Religion
In reply to the discussion: PLAYBOY INTERVIEW: RICHARD DAWKINS [View all]katemary
(26 posts)Hi this is my first time on this site after trying to find out if Richard Dawkins really had appeared in playboy. I would agree with you 100%. The magazine is not a liberal place for women, in it they have one place and one purpose - to be young dollies to be looked at. Lets face it Richard Dawkins is 50 years older than the women in the magazine and for that reason only would not have been in it were he female - that alone should have been grounds for his not appearing. But there are many other reasons to.
Atheism is now being associated with sexism in a way which it really shouldn't. Part of that is a tendency for some male atheists to sexualise women way out of context without being taken to task at all. His own website has in the past been an old boys school where women were discussed in terms of their sexiness or otherwise regardless of what the issue was or what they had to say. I recall it linking to an interview with him and a female scientific presenter on the evolution of the eye. Less than half way down the comments section the men were saying how sexy she was etc, culminating in one imagining christians masturbating over her and how that would be a good route into atheism. And just guess what this scientist was wearing? Jeans and a jumper, Richard Dawkins was showing more flesh.
Appearing in playboy set them all off again and brought casual sexism back to his site. He should have had more sense, it didn't improve his standing with men at all and damaged it with a lot of women.

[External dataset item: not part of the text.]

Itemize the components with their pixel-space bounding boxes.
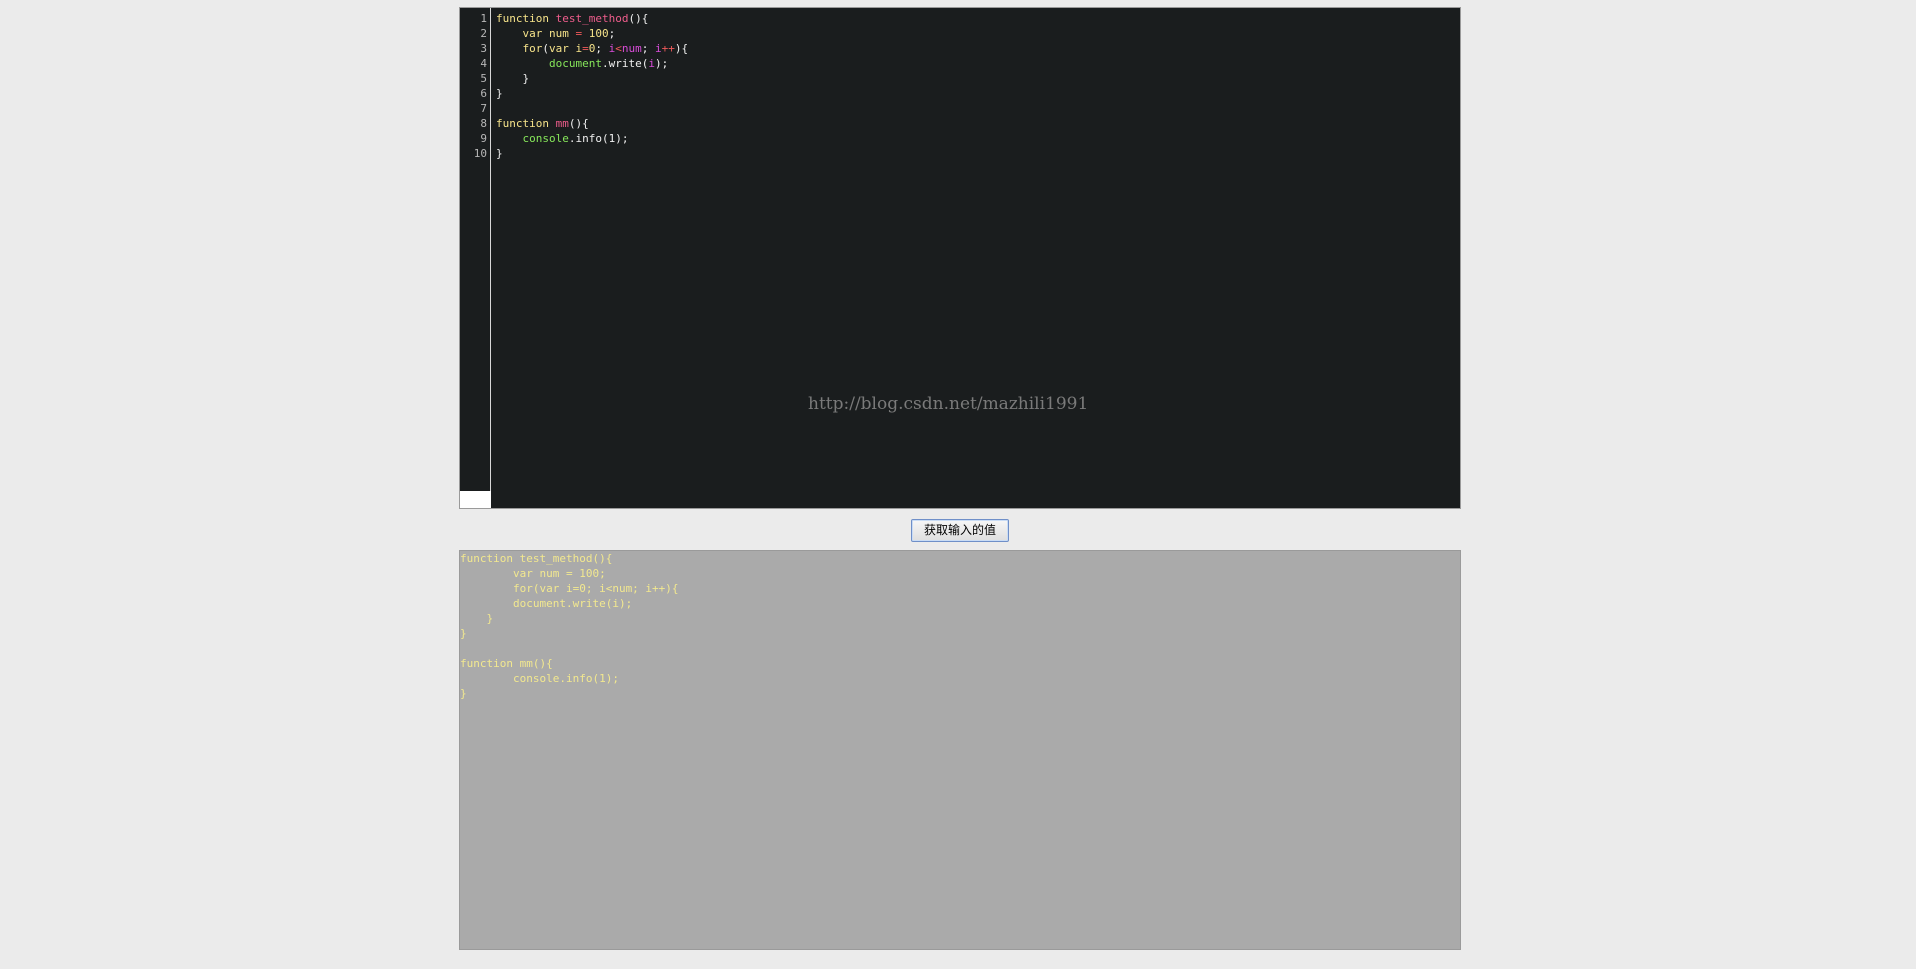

The recent olympics was the first in which all countries had to include women athletes, meaning that for the first time women from Afghanistan, Saudi etc were braving real dangers at home to compete. In that same week the parents of a muslim woman in the UK were jailed for her murder for standing up for her rights and Pussy Riot were in court. There was no reason for his website to include those facts, it isn't a feminist site after all, and it didn't disappoint in that it didn't. BUT in that same week Richard Dawkins linked to a protest on you tube where some youngish women had taken their tops off painted sharia on their breasts and had run past the olympic arena. An event of such undewhelming insignificance it appeared nowhere else. So why bother with that if not the others? Other than they were topless and it gave some of the men there another chance to comment on their looks. If he'd wanted protests against sharia he only needed to look in the stadium where there were women doing things other than titillating. Again alone that was not an issue, alongside everything else it was. And again should have alerted him to the problems with appearing in playboy.
Of course fully dressed women do appear on his website, but preferably in burkhas as victims of oppresion. Other than that they only seem to feature when they become impossible to ignore. Like Malala Yousafzei, who incicdently didn't appear till she was shot despite having been blogging about girls education in Pakistan for ages.
I think he may well be the problem. I don't know if its correct but he is now seriously giving the impression that he thinks women should be either jolly totty with their tits out for men to ogle or victims of religious oppression - and that is a bit of an anachronism in this day and age - or should be. He may be sexist or just too arrogant to admit he's in the wrong ever but I wish he weren't the spokesperson for atheism anymore. He has become atheisms sacred cow and just I wish someone with a more up to date attitude to women and far less arrogance could take those reins. Like PZ Myers for example.